Determining Legal Parentage in New York
The Child-Parent Security Act allows for pre-birth parentage orders but these orders will not be effective until birth and can only be issued if the intended parent or surrogate has been a resident of New York for at least six months . The Act requires that a copy of the parentage judgement be released to the Department of Health upon the birth of the child to ensure an accurate birth certificate, listing the intended parents as the parents of the child.
Same-Sex Surrogacy in New York
Q: Is Same-Sex Surrogacy Legal in New York?
A: Yes. However, the surrogacy laws in New York affecting same-sex couples may vary based on judge and jurisdiction. Because of this, it is important for same-sex couples and intended parents to work with an experienced New York surrogacy attorney to successfully guide them in their journey.
Q: Are There any Additional Laws Impacting Same-Sex Parenting in New York?
A: As mentioned above, surrogacy laws in New York affecting same-sex couples may vary based on judge and jurisdiction so it is important to work closely with an experienced New York surrogacy attorney.
Q: Are Surrogacy Contracts (Whether Compensated or Altruistic) Enforceable in New York?
A: Yes. All gestational surrogacy contracts in New York (compensated or altruistic) are legally binding and enforceable in court, as long as they meet the requirements described above.

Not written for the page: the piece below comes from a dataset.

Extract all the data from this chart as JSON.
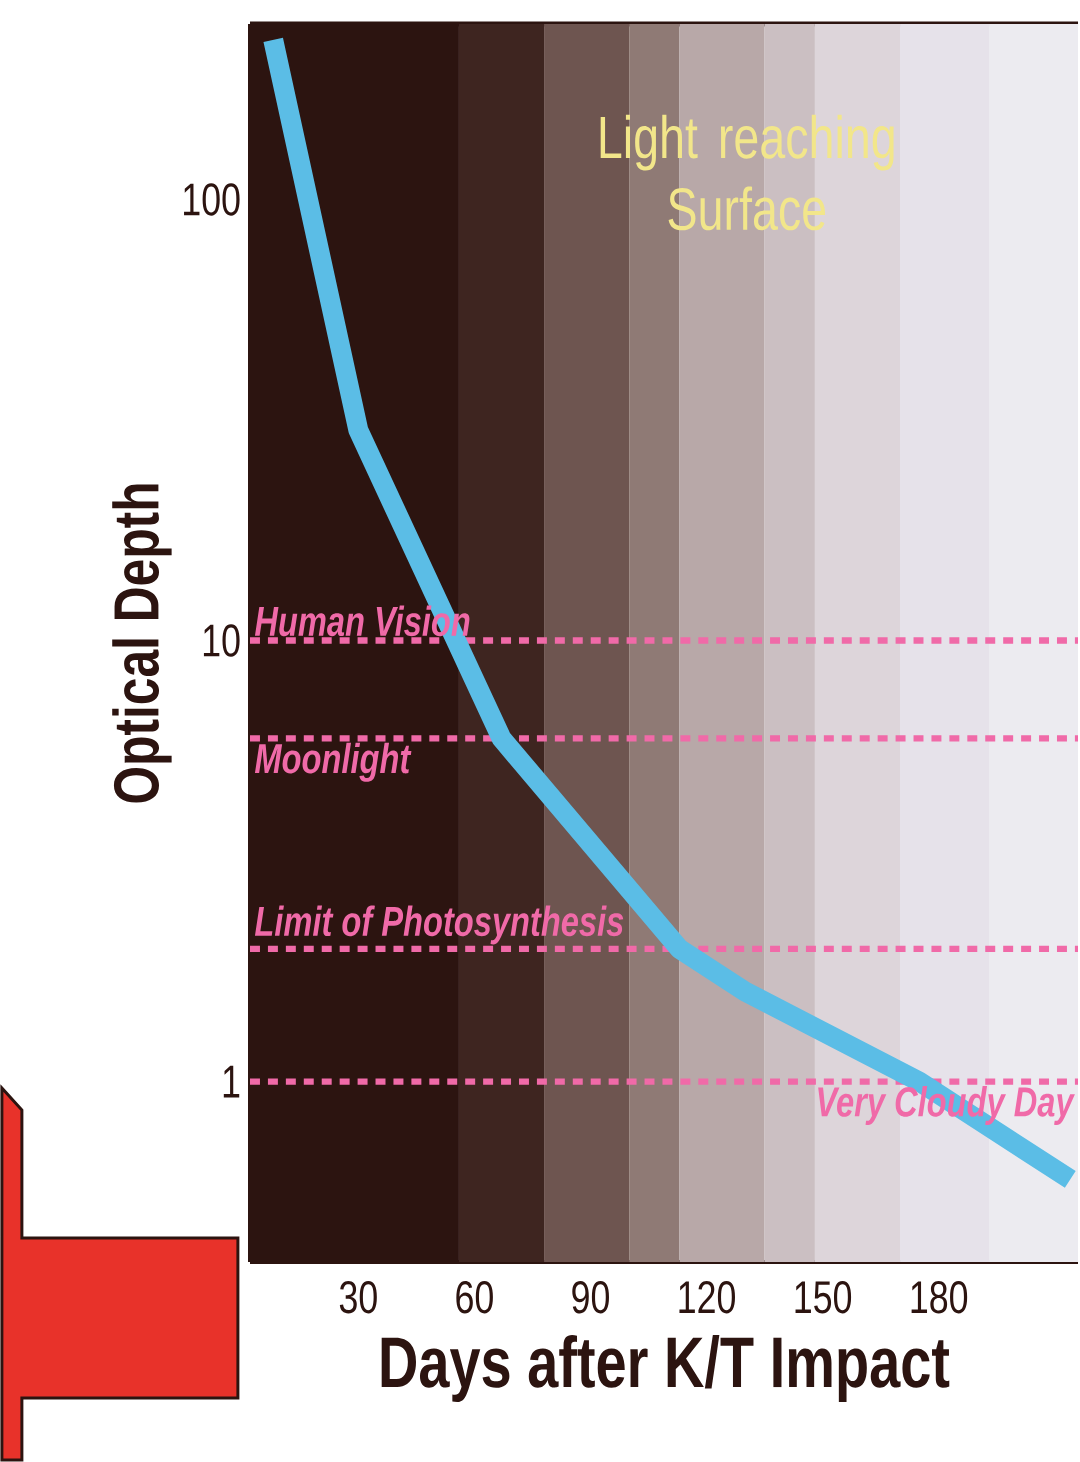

Q: Are There Any Particular Laws for Parents Outside the United States Who Complete a Surrogacy in New York?
A: New York's surrogacy laws apply only to lawful residents and citizens of New York. As a result, international intended parents cannot complete a surrogacy in New York.

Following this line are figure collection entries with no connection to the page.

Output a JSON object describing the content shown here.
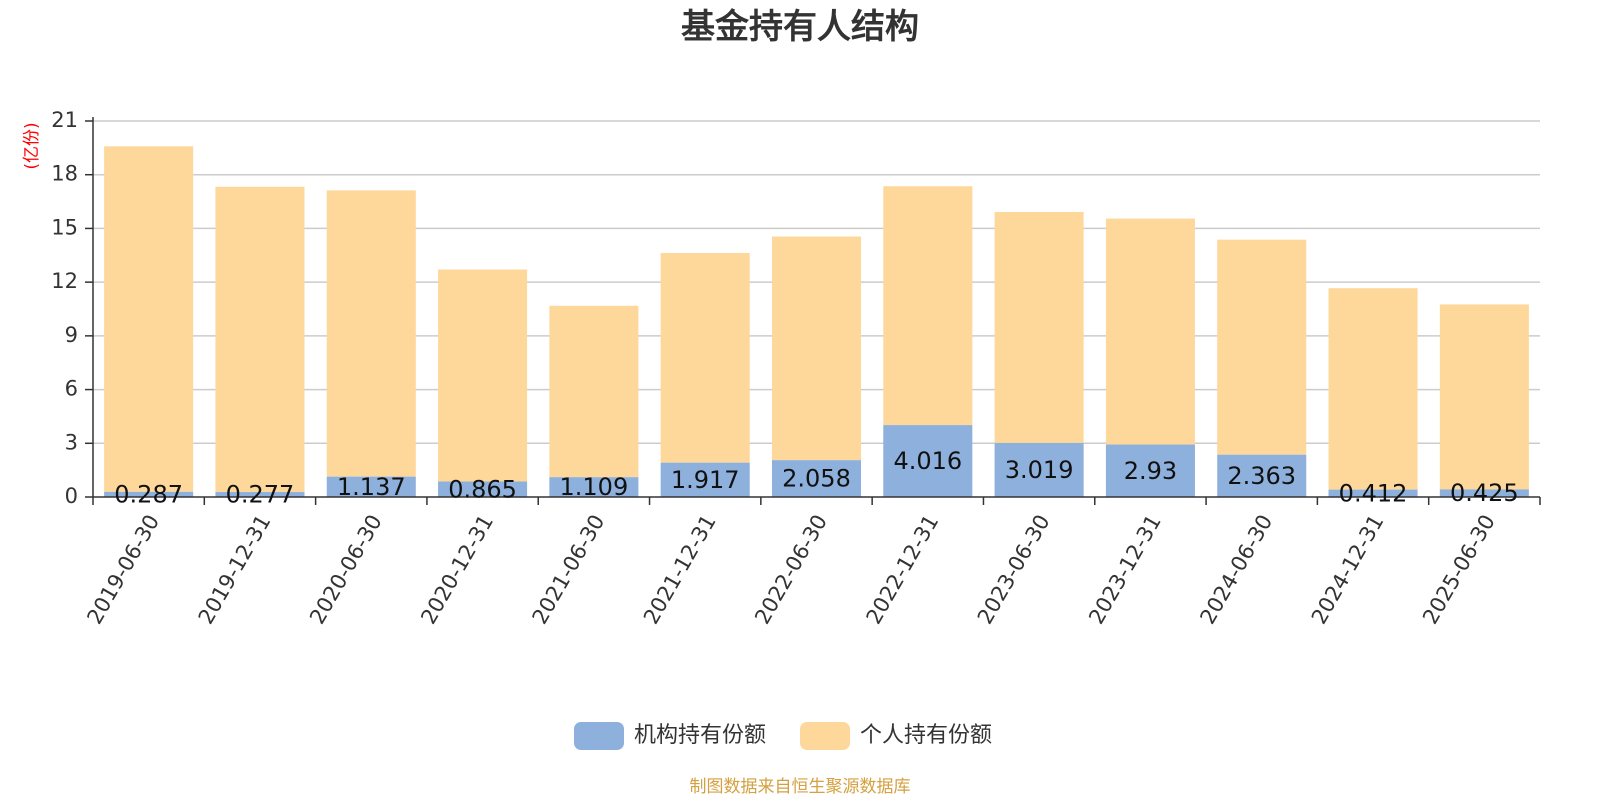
{
  "chart_data": {
    "type": "bar",
    "stacked": true,
    "title": "基金持有人结构",
    "ylabel": "(亿份)",
    "ylim": [
      0,
      21
    ],
    "yticks": [
      0,
      3,
      6,
      9,
      12,
      15,
      18,
      21
    ],
    "grid": true,
    "legend_position": "bottom",
    "categories": [
      "2019-06-30",
      "2019-12-31",
      "2020-06-30",
      "2020-12-31",
      "2021-06-30",
      "2021-12-31",
      "2022-06-30",
      "2022-12-31",
      "2023-06-30",
      "2023-12-31",
      "2024-06-30",
      "2024-12-31",
      "2025-06-30"
    ],
    "series": [
      {
        "name": "机构持有份额",
        "color": "#8eb0dc",
        "values": [
          0.287,
          0.277,
          1.137,
          0.865,
          1.109,
          1.917,
          2.058,
          4.016,
          3.019,
          2.93,
          2.363,
          0.412,
          0.425
        ],
        "labels": [
          "0.287",
          "0.277",
          "1.137",
          "0.865",
          "1.109",
          "1.917",
          "2.058",
          "4.016",
          "3.019",
          "2.93",
          "2.363",
          "0.412",
          "0.425"
        ]
      },
      {
        "name": "个人持有份额",
        "color": "#fdd89a",
        "values": [
          19.3,
          17.05,
          15.99,
          11.84,
          9.57,
          11.71,
          12.49,
          13.34,
          12.9,
          12.62,
          12.01,
          11.25,
          10.33
        ]
      }
    ]
  },
  "footer": {
    "source": "制图数据来自恒生聚源数据库"
  }
}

Q: When do Intended Parents Need to Complete an Adoption After Birth?
A: Post-birth adoptions are rarely needed because The Child-Parent Security Act allows for intended parents to receive a pre-birth order regardless of their biological connection to the child. However, because individual circumstances may vary, intended parents should always speak with an experienced New York surrogacy attorney to find out what is required in their situation.
Q: Does New York Allow Second-Parent Adoptions? Who Would Need to Complete a Second-Parent Adoption vs. a Stepparent Adoption (If Applicable)?
A: Yes. Second-parent adoptions are legal in New York and provide a way for unmarried intended parents to establish parental rights over their child born via surrogacy. Stepparent adoptions are available to married couples.
Q: What Happens in Cases Where Intended Parents use a Donor Egg, Sperm or Embryo?
A: If intended parents are using anonymously donated gamete(s), the legal steps of terminating the donor’s rights are often already taken care of. However, a known gamete or embryo donor must agree, prior to conception, with the intended parent that the donor has no parental or proprietary interest in the gametes or embryos (the CPSA addresses donors in Sec. 581-302).